Experts: Genetic data should not be treated differently than general medical inf
Experts: Genetic data should not be treated differently than general medical information
A Healthcare InfoTech Staff Report
Genetic experts at a recent conference issued a call to action to public policy makers to raise the bar in protecting all medical records to protect an individual’s privacy and guard against discrimination.
Hosted by St. Jude Children’s Research Hospital (Memphis, TN), the conference brought together a group of prominent ethicists and genetic experts who argued that information about human genetic make-up should be considered only as one contributing factor to our future health and should not be a barrier to employment.

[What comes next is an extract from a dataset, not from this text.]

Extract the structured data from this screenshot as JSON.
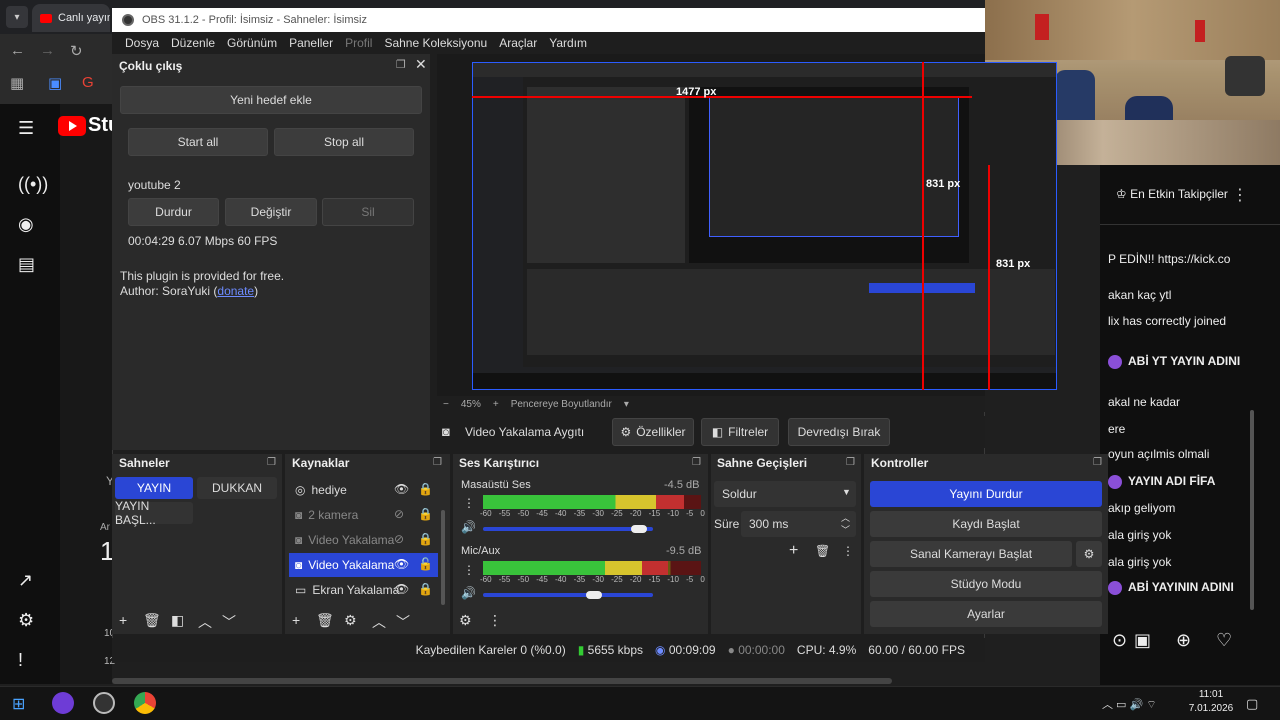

"We should think of our genes not as a pre-determined medical destiny, but as an indicator of future obstacles we may encounter in our lives," said Thomas Murray, PhD, president of the Hastings Center (Garrison, NY), a member of the National Bioethics Advisory Commission and speaker and moderator of the conference’s first plenary session.
"Other factors like a predisposition toward skydiving or riding a motorcycle without a helmet are equally relevant in our health," Murray said.
Murray and his colleague, Mark Rothstein, JD, director of the Health Law and Policy Institute at the University of Houston, argued that laws created in many states to protect against genetic discrimination are ineffectual. They fail to work because employers have the legal right to obtain a wide variety of general medical information about their employees and prospective employees even under the Americans With Disabilities Act. "It doesn’t make sense for employers to classify an entire class of people as unemployable because of their genetic predisposition to certain illnesses," said Rothstein. "Why penalize them and their families before they become ill?"
Rothstein noted that genetics, and our perspective about it, will go through a process of evolution. As a parallel, he noted the development of fair hiring practices, such as outlawing the right to ask a woman if she was pregnant in a hiring interview. Thirty years ago, he said, a question such as this was common practice.